Komisioner KPPU Munrokhim Misanam membenarkan pihaknya memiliki data perusahaan yang diduga kuat mengendalikan pasokan bahan pangan utama seperti daging sapi, kedelai, dan gula.
"Saya lupa. Tapi contoh dari gula itu, sembilan (diduga kartel) mengerucut jadi enam saja yang menguasai gula di seluruh Indonesia," ungkapnya.
Namun untuk kartel daging, dia enggan berkomentar.
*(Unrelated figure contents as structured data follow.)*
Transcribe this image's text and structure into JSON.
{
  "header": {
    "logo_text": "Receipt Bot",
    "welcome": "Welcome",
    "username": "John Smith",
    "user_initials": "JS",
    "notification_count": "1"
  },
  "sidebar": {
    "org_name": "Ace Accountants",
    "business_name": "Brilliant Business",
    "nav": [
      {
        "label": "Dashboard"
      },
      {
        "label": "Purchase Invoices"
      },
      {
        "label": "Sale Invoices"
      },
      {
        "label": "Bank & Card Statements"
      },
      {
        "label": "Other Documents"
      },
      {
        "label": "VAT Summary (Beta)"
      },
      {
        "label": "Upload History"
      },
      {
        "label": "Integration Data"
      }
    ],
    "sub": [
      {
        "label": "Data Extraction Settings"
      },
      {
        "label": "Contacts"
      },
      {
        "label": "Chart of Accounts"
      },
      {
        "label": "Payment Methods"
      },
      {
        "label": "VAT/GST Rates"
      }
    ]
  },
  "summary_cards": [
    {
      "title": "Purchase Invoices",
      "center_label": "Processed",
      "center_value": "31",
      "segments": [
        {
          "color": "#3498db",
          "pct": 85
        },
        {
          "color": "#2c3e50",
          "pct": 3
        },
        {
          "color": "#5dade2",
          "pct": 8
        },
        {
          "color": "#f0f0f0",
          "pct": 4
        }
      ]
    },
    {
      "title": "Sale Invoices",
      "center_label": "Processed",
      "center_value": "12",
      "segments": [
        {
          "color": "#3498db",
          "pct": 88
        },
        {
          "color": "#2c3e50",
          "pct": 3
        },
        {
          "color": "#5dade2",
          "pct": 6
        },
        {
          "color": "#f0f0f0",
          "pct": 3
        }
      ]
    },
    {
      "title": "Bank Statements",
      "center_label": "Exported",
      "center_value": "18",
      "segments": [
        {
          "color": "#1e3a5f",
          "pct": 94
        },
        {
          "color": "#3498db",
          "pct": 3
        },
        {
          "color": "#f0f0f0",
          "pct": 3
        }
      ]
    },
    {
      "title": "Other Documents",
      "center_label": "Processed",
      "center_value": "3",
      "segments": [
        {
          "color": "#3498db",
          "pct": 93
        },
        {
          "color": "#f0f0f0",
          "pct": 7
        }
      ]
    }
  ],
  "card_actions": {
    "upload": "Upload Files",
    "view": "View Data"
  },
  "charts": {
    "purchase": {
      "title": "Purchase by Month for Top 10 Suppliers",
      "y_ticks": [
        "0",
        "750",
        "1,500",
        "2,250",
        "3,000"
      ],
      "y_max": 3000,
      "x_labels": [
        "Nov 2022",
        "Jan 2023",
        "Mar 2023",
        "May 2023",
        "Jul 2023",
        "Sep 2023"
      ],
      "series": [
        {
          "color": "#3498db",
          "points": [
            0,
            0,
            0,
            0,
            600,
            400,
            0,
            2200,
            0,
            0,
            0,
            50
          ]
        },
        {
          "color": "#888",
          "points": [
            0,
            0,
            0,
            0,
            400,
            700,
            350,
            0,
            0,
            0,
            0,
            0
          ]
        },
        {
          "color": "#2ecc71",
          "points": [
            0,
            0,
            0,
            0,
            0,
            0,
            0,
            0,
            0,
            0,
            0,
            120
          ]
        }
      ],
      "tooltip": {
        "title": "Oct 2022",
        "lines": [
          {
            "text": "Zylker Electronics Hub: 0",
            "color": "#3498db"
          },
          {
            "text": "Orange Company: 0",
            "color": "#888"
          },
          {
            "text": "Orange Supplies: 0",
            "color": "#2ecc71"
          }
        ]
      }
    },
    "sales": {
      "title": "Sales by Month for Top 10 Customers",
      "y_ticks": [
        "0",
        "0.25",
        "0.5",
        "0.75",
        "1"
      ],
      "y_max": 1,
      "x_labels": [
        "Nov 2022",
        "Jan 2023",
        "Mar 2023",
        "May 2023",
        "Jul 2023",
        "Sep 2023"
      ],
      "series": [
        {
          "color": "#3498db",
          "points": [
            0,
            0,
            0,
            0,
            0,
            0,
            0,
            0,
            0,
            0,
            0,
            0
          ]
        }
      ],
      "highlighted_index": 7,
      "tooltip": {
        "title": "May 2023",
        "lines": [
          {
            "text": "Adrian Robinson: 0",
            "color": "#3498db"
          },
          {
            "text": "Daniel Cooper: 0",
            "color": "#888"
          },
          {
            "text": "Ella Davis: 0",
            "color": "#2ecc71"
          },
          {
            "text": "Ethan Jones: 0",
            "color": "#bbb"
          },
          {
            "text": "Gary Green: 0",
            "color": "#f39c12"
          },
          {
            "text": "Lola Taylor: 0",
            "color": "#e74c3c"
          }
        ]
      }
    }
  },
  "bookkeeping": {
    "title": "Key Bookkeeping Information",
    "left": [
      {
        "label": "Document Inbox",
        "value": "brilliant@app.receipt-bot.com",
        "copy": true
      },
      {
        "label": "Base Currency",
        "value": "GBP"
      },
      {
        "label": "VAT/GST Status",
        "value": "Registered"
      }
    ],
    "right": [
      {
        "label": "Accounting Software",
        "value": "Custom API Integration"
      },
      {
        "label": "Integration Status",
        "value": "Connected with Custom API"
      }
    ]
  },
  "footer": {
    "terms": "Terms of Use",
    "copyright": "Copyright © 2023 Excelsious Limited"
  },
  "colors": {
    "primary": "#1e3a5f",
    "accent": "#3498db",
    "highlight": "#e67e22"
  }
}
Misanam juga mengelak saat ditanya apakah direksi Indoguna Utama yang dicokok Komisi Pemberantasan Korupsi (KPK) termasuk kartel. "Saya no comment soal itu," ujarnya singkat.
KPPU menyatakan solusi agar praktik kartel merugikan konsumen hilang dalam jangka pendek, pemerintah wajib terbuka saat proses penentuan importir dan kuota impor.
"Jelas ini harus open bidding pengadaan impor itu sehingga kawan-kawan dari Kadin ini bisa ikut semua, tidak tertutup. Ini kan tidak transparan kalau tertutup begini," kata Misanam.
Selain itu, dia mengkritik data Kementan soal ketersediaan sapi potong yang tidak akurat. Imbasnya keputusan pemerintah mengurangi kuota impor daging malah menyebabkan kerugian bagi konsumen.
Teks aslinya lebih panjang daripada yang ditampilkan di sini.